Pope Francis speaks during his weekly general audience on St. Peter's Square at the Vatica
TIZIANA FABI/AFP/Getty Images

ROME — Millionaire financier Raffaele Mincione has filed two claims against the Holy See at the UK High Court over the Vatican’s purchase of 60 Sloane Avenue, a prime Chelsea property slated for development into luxury apartments.

Mr. Mincione, former fiancé of the model Heather Mills, the ex-wife of Sir Paul McCartney, is the former owner of the disputed property. Today the building is owned by SA60 Ltd, which is ultimately governed by the Vatican’s Secretariat of State.

Last Wednesday, Italian police under Vatican authority seized Mr. Mincione’s phones and tablet computer at a Rome hotel. According to reports in Italian media, authorities believe that in brokering the 2012 London deal for the Vatican, Mincione acted with “evident conflict of interest” and that he used part of the Holy See’s funds for “personal gain.”

The Vatican allegedly lost some 18 million euros on the deal.

News of the £300-£450 million Vatican investment deal raised eyebrows when it was revealed that the Secretariat of State had employed funds obtained by the annual worldwide “Peter’s Pence” collection destined for the charitable works of the pope.

So far, the investigation has resulted in the sacking of 5 Vatican employees and has cast an unfavorable light upon Cardinal Angelo Becciu, who at the time was in charge of the general affairs of the Secretariat, as well as his successor in the post, Edgar Peña Parra, appointed by Pope Francis.
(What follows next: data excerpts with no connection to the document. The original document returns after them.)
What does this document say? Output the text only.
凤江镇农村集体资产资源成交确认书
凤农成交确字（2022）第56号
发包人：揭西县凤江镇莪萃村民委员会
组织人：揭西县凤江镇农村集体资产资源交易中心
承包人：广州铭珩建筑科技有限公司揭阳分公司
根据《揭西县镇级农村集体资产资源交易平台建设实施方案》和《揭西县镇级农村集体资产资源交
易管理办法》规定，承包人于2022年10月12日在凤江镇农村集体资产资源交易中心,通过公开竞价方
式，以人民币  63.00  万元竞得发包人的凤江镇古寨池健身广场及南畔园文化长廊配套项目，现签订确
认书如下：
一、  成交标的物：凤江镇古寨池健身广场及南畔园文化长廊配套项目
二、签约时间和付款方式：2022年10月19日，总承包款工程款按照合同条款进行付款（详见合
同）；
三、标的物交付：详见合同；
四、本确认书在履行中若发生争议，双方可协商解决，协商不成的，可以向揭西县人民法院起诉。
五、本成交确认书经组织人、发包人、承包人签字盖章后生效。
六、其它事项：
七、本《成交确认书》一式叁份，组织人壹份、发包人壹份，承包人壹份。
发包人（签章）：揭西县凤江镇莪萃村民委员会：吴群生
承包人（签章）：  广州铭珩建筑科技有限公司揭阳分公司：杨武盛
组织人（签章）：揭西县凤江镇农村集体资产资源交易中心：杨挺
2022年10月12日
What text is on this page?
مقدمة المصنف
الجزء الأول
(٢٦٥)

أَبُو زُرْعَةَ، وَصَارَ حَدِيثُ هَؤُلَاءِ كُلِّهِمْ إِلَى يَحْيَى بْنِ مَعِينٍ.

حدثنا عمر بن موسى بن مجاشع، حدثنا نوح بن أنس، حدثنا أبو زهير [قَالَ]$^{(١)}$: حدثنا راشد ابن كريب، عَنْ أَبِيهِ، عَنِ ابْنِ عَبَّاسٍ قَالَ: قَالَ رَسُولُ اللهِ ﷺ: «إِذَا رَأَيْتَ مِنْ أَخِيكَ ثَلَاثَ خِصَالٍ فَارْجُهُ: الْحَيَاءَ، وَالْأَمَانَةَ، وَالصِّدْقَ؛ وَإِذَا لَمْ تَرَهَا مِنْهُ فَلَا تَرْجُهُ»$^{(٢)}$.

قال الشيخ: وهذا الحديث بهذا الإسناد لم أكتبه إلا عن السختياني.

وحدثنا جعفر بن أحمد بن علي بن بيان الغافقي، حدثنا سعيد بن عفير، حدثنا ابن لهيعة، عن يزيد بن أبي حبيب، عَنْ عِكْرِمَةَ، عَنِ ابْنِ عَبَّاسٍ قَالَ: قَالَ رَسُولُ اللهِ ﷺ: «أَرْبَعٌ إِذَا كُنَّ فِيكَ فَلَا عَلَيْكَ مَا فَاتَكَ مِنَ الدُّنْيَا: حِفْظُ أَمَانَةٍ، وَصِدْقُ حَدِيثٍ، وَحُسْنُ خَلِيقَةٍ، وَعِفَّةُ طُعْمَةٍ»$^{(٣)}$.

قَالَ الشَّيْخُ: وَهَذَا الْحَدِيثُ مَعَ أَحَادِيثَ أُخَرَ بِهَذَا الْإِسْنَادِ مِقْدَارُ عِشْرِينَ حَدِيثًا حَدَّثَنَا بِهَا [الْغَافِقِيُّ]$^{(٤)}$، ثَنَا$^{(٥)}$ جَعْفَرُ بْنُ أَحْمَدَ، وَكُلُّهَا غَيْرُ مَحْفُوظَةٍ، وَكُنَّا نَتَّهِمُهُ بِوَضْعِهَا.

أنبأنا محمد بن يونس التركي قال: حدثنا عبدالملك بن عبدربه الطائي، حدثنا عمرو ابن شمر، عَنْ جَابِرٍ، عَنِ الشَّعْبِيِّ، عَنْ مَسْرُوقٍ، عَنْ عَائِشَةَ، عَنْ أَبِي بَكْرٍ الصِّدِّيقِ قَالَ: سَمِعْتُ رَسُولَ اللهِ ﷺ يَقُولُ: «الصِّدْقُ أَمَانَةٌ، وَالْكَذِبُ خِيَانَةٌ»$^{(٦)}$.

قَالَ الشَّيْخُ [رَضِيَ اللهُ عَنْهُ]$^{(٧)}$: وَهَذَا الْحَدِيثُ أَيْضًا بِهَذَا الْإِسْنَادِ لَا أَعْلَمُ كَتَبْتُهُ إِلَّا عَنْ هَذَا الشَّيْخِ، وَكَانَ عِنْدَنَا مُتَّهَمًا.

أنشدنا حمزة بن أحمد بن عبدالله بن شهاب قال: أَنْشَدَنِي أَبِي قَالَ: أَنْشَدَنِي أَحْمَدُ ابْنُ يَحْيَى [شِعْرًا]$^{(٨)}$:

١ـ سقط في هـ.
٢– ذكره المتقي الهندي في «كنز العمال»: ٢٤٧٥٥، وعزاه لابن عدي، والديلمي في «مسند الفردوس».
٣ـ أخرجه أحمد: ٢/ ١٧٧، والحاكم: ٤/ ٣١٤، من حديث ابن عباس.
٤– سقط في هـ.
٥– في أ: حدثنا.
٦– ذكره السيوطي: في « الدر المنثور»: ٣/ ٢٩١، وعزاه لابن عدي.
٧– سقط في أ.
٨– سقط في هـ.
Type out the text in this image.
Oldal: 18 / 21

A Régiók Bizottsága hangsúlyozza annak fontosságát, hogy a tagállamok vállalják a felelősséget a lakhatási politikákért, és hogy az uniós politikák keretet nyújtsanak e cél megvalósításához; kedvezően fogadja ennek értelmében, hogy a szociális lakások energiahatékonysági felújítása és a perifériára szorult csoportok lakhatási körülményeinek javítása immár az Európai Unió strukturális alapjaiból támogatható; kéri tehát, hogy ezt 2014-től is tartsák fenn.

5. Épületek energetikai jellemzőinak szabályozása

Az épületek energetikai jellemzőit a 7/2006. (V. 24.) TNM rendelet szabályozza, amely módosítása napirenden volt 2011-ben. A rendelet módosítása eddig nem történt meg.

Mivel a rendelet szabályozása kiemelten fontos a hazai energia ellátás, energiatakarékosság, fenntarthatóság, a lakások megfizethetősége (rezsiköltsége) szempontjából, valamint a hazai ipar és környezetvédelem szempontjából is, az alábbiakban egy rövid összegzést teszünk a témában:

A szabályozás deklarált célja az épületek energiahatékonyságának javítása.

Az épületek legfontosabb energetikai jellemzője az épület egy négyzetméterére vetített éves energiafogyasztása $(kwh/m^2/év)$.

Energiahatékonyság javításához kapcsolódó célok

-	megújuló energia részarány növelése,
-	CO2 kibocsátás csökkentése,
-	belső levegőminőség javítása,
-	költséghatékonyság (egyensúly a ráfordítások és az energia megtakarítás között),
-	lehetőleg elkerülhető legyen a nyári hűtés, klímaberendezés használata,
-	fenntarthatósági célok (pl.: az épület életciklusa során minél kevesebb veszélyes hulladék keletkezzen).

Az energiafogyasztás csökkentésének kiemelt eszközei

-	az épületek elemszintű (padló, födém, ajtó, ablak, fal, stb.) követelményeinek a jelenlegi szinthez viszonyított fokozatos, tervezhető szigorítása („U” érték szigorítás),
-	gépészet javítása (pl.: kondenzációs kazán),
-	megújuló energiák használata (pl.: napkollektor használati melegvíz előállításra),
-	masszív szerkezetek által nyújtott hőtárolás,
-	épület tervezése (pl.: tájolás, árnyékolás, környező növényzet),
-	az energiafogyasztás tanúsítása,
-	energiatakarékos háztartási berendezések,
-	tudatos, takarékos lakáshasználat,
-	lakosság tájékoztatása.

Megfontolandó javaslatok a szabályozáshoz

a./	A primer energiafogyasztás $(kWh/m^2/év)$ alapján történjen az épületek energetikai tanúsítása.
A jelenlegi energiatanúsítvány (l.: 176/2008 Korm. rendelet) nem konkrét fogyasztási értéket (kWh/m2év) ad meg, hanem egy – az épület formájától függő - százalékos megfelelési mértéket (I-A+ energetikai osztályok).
The pope, who has made financial reform a hallmark of his papacy, has been plagued with a series of financial scandals, leading to Vatican police raiding its own financial regulator, the suspension of senior officials, and the arrest of Mincione’s replacement, financial middleman Gianluigi Torzi, accused of extortion, embezzlement, aggravated fraud, and money laundering.

The Italian daily Corriere della Sera reported last December that the Vatican Secretariat of State had engaged in other questionable investments as well, sinking upwards of a million dollars to finance the Rocketman film, a steamy biopic of singer-songwriter Elton John with a graphic scene of gay sex.

The Vatican also invested some €6 million to become a 25-percent partner in Lapo Elkann’s eyewear and “lifestyle products” company, using money donated by the Catholic faithful, as well as becoming a €10 million partner with industrialist Enrico Preziosi, the chairman of the Genoa soccer team, according to a report from Il Giornale.

Through his Luxembourg-based Athena Capital Fund, Mr. Mincione has now filed a commercial contract claim against the Holy See and his WRM Group filed a separate claim against SA60 Ltd. The details of the claims are not publicly available but Italian media suggest the counter-offensive is intended to embarrass the Vatican and put it on its heels while disputing appraisals of the value of the property in question.

The Vatican initially invested in partial ownership of the Sloane property (45 percent), but in 2018 Vatican officials purchased the building outright from Mincione.

In October of last year the Vatican authorities opened a criminal investigation into the deal, with the police conducting an unprecedented raid on the state’s financial authority.

Last November, Pope Francis declared that all Church investments should support ethical enterprises. “If from Peter’s Pence you invest in a weapons factory, the pence is not a pence there, eh?” he said.

Francis acknowledged at the time that the Secretariat of State’s investment in the Sloane Ave. London property development in Chelsea had caused a “scandal.”

“They have done things that do not seem clean,” he said.